Part 2: Witness (hi)
hi claims the most a Phi speaker can claim: my senses met the event itself. The manual (ch16) draws the boundary; this chapter walks it until you stop needing the map.
What it buys you
Since unmarked speech already implies ordinary firsthand confidence, hi is never grammatically required. It is spent only on the occasions when witnessing is the point:
suliwa mua phitura nai. mia suliwa hi nila. snake LOC well be. 1SG snake DIR see. (A snake is at the well. I saw it with my own eyes.)
The child at the well does not say hi to be grammatical. The child says hi because a snake at the well is news, and news demands its pedigree. Compare the same fact unmarked: mia suliwa nila. True, but flat, a remark, not a testimony. The primer's gloss on this is worth keeping whole: that is the strongest thing a Phi speaker can say about anything, and the language spends it carefully.
Where witnessing ends
Every sense counts (sight, hearing, touch, taste, smell), but the sense must meet the event, not its traces:
mia lohau hi hea. 1SG dog DIR hear. (I heard the dog — my own ears.) mia sulopa hi thorima. 1SG soup DIR taste. (I tasted the soup myself.)
But the wet ground is not the rain, the empty room is not the leaving, and the trail in the earth is not the snake. The moment your claim outruns your senses by even one step of reasoning, hi becomes a false pedigree and ke is the honest particle. The elder at the well models the discipline exactly. The elder sees the trail, sees no snake, and says ke, never hi:
mia suliwa ma nila. mia ruela mua muila nila. 1SG snake NEG see. 1SG path LOC earth see. (I do not see the snake. I see the trail in the earth.)

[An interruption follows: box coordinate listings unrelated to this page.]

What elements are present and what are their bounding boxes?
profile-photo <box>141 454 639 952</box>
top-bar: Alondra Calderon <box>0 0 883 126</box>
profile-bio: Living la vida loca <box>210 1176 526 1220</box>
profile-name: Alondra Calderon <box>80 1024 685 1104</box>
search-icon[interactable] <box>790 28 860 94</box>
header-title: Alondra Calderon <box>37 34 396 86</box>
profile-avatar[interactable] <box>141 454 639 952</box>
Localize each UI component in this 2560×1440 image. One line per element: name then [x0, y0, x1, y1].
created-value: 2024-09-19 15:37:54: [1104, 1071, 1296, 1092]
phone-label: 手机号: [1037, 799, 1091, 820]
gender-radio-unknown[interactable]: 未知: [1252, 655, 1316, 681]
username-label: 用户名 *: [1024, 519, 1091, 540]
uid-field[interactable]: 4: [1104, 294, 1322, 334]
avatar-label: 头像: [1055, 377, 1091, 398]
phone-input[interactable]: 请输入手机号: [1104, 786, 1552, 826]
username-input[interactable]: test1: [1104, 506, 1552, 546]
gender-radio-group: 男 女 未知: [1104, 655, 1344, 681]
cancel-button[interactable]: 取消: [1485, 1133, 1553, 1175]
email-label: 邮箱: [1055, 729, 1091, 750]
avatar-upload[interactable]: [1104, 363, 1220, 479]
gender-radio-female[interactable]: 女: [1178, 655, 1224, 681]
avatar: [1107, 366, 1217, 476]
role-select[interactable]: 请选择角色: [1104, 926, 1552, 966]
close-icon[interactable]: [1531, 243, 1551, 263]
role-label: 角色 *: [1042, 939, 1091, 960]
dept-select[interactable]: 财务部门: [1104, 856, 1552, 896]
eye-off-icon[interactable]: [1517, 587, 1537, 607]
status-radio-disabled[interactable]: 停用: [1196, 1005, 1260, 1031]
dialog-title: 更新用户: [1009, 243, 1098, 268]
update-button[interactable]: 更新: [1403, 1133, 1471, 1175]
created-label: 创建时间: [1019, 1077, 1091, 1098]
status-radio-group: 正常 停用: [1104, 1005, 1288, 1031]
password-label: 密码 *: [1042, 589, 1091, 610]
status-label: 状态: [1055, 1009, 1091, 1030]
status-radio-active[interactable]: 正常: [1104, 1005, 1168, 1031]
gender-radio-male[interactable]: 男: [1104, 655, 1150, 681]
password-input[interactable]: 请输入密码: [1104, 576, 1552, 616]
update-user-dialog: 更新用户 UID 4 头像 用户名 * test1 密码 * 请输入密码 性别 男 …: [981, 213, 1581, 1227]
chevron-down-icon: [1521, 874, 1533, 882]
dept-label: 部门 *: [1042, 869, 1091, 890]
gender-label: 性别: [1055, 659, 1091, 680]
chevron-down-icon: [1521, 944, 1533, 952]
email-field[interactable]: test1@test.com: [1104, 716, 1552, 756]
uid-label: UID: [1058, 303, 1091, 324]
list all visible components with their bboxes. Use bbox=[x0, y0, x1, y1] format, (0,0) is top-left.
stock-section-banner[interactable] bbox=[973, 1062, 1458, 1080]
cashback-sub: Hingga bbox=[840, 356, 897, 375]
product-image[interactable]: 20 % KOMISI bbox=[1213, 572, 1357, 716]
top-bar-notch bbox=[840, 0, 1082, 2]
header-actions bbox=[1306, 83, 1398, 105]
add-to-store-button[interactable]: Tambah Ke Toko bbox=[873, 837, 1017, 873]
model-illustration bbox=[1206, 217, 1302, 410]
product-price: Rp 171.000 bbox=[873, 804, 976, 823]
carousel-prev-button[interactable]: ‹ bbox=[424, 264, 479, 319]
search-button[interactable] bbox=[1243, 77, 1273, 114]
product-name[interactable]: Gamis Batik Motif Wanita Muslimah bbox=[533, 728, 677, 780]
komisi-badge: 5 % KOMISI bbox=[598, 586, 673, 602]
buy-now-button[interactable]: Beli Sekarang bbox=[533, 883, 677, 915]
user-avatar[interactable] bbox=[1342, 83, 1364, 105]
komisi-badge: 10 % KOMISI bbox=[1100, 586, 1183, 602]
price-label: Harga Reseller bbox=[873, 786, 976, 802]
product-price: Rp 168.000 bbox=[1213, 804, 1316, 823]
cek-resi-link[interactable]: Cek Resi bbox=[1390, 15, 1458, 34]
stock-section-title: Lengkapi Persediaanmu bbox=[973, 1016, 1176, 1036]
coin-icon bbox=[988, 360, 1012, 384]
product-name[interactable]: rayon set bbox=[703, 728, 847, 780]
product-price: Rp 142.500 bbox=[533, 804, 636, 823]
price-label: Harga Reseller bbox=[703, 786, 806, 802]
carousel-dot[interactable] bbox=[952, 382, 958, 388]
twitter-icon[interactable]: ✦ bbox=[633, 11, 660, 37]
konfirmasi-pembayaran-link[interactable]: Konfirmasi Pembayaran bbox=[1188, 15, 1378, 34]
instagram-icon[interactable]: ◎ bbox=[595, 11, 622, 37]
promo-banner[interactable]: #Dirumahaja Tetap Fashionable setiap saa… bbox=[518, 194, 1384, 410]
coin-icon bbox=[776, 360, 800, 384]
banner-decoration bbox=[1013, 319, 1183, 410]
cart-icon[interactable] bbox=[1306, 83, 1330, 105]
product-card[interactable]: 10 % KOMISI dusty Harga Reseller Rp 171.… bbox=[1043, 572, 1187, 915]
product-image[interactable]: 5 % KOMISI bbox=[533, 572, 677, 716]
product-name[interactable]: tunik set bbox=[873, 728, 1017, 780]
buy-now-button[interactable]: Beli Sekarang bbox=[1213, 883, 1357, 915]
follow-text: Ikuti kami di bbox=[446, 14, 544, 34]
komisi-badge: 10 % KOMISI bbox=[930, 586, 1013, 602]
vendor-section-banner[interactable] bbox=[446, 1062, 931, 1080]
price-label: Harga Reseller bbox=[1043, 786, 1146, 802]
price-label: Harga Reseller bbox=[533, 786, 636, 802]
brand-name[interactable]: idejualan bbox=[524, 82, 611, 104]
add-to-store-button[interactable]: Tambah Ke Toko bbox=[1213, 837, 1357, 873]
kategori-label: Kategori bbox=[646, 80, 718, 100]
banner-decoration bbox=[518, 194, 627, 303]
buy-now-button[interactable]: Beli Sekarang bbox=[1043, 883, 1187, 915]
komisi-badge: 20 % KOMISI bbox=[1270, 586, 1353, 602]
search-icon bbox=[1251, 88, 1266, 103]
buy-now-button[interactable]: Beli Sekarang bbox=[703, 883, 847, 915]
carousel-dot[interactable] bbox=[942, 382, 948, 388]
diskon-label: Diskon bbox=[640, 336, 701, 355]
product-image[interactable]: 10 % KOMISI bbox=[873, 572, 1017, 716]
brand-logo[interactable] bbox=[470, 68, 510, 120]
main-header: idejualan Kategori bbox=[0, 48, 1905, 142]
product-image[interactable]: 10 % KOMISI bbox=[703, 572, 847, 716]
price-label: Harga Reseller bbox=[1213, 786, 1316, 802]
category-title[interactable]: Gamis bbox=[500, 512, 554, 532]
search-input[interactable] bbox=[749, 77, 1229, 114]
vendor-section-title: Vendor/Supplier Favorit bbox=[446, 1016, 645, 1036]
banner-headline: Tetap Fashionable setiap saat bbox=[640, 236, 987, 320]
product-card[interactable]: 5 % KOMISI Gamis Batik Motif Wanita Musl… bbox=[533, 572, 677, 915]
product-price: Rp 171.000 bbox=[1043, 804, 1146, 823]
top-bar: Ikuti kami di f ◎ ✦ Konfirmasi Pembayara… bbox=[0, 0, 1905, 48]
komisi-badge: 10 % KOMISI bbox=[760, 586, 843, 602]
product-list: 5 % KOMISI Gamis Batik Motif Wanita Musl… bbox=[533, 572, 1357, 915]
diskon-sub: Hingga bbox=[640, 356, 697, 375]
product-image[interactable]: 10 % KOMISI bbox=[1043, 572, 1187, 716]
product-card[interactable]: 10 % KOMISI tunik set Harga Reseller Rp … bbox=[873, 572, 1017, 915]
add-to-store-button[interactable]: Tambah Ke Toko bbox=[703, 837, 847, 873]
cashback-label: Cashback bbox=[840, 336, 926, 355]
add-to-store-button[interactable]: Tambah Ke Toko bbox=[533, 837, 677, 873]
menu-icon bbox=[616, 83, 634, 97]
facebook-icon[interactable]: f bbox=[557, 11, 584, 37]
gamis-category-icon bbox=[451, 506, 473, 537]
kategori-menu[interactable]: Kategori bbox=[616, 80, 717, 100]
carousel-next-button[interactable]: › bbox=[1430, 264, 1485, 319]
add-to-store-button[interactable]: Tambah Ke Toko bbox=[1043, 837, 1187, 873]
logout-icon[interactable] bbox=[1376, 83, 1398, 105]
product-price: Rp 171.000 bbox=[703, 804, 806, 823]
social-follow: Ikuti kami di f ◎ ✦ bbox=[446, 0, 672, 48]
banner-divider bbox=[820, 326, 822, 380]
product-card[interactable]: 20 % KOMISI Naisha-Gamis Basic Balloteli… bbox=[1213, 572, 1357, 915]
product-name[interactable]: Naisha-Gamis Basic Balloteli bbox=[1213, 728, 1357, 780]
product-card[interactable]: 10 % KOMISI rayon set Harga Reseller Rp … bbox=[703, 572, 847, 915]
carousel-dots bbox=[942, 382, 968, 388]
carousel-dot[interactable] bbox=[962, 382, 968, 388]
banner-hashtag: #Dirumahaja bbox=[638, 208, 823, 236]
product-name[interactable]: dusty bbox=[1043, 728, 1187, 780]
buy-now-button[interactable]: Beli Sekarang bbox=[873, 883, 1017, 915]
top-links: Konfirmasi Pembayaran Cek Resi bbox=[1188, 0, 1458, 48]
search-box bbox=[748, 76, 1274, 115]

Notice what the elder marks and what the elder leaves bare. The two seeings are unmarked: ordinary present perception needs no badge. The conclusion, when it comes, is what carries ke. Marking discipline is placement discipline: the evidential goes on the claim, not on the perceptions that support it.
hi under tense
Witness marking combines freely with time. Past witness is testimony; future witness is commitment:
shia to hi wepu. 3SG PST DIR go. (They left — I watched them go.) mia so hi nila. 1SG FUT DIR see. (I will see it myself.)
The second form is rarer and stronger than it looks: it promises presence. A speaker who says so hi is declining to rely on reports in advance.
Drill: spend or save
For each situation, decide: unmarked, or hi? There is no single right answer: there is a right reasoning. Say your sentence aloud, then check your reasoning against the note.
- You are asked where the dog is. You are looking at the dog.
- A dispute: someone claims your friend never came to the garden. You were there when she came.
- You mention to your household that the soup is warm.
- The child claims a snake is at the well. You went and saw it too.
Notes: 1: unmarked; present perception, nothing at stake (lohau mua thepalu nai.). 2: spend it; this is testimony (sulae to hi shua. — she came, I witnessed it). 3: unmarked; table talk (sulopa sulae nai.). 4: spend it; you are adding a second witness to news (mia suliwa hi nila.), and two hi claims are how a household verifies.